Bernard Giudicelli avait joué à la fashion police, indiquant que cette tenue n'était pas appropriée pour une joueuse. Guy Forget, qui dirige aujourd'hui Roland-Garros, lui avait emboîté le pas, promettant une réforme des tenues pour mettre en place un code vestimentaire.
Ensuite, il y a eu l'apparition furtive d'une brassière à l'US Open, celle d'Alizé Cornet, qui a reçu un avertissement pour avoir remis son t-shirt à l'endroit sur le court. Elle avait pu compter sur le soutien d'un très grand nombre de joueuses dans un élan de sororité. Elle s'en était étonnée : "Je les sentais sur le qui-vive, elles étaient prêtes à faire la révolution, c'est incroyable !"
Elle-même pense avoir fait bouger les lignes dans un entretien à RTL : "Maintenant c'est clair. Grâce à cela, j'ai envie de dire, il y a une règle qui est sortie comme quoi les filles aussi ont le droit de changer leur tee-shirt sur le court. Il fallait que cela arrive, j'ai contribué à cela dans le tennis!"
Et puis il y a eu une nouvelle fois l'immense Serena Williams qui est à une marche d'égaler le record de 24 victoires en grand chelem.

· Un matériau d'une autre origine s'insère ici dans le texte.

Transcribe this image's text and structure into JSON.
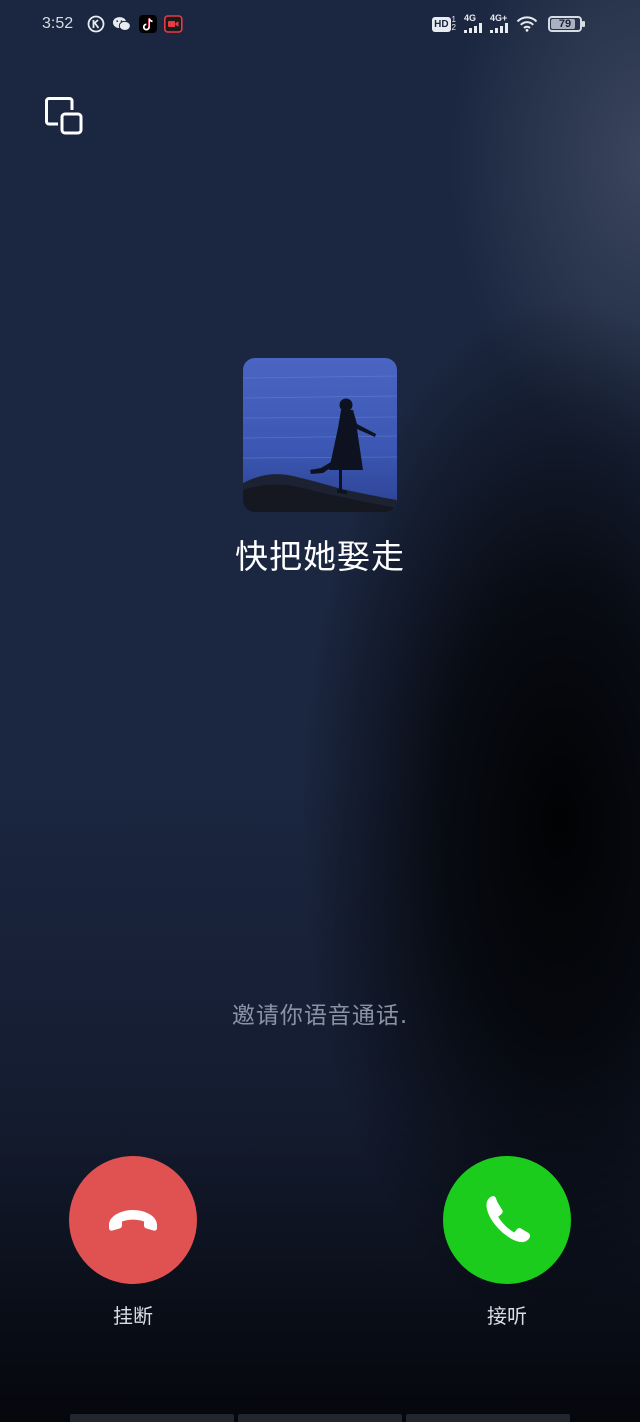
{
  "status_bar": {
    "time": "3:52",
    "left_icons": [
      "k-app-icon",
      "wechat-icon",
      "tiktok-icon",
      "video-recorder-icon"
    ],
    "hd_label": "HD",
    "sim1_label": "4G",
    "sim2_label": "4G+",
    "battery_level": "79"
  },
  "call": {
    "caller_name": "快把她娶走",
    "invite_text": "邀请你语音通话.",
    "hangup_label": "挂断",
    "answer_label": "接听"
  },
  "colors": {
    "hangup": "#e05252",
    "answer": "#1ccc1c",
    "background": "#1b2640"
  }
}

La joueuse américaine de 36 ans n'a accouché qu'il y a un an et était ce samedi 8 septembre en finale de l'US Open. Alors qu'elle était en difficulté face à son adversaire, la Japonaise Naomi Osaka, l'arbitre lui a mis un avertissement pour "coaching", ce qu'elle a vivement contesté. Le coaching est le fait de recevoir des conseils de son entraîneur ou de son entraîneuse pendant le match, que cela soit par le biais de mots ou de signes discret. C'est normalement interdit mais rarement sanctionné. Ici, Serena explique n'avoir pas vu les signes de son entraîneur.
Elle a ensuite reçu un nouvel avertissement pour bris de raquette. Elle est alors allée s'expliquer avec l'arbitre, le qualifiant de "voleur". L'arbitre Carlos Ramos lui a collé un troisième avertissement, cette fois-ci pour insulte. Cumulée, les trois avertissements ont valu à Serena Williams une pénalité d'un jeu.
La championne a expliqué au bord des larmes sur le bord du terrain au juge arbitre : "Des hommes ont dit des choses bien pires et ils n'ont rien eu, c'est injuste". L'Américaine s'est finalement inclinée face à Naomi Osaka.
En conférence de presse après le match, où elle a terminé sous les applaudissements, Serena Williams a déclaré très émue qu'elle continuerait à se battre pour l'égalité femmes-hommes et qu'elle s'insurgeait contre la différence de traitement entre les sportifs et les sportives dans le sport : "C'est scandaleux, et le fait que doivent vivre ça est juste un exemple pour les personnes après moi qui ont des émotions et qui veulent s'exprimer, et qui veulent être des femmes fortes. Elles pourront le faire, grâce à ce qu'il s'est passé aujourd'hui. Peut-être que ça n'a pas marché pour moi, mais cela marchera pour la personne suivante."
Deux choses sont notables dans cette finale de l'US Open : la décision de l'arbitre tout d'abord, qui pour les spécialistes du tennis, est particulière. Même si l'avertissement respecte la règle, le "coaching" n'est que rarement sanctionné. Puis ce sont les commentaires qui ont suivi la réaction de Serena Williams qui ont débordé vers la misogynie. On a pu lire : "Un psychodrame à New York", "Un pétage de plombs", "Une diva". Un sexisme latent qu'ont dénoncé les internautes.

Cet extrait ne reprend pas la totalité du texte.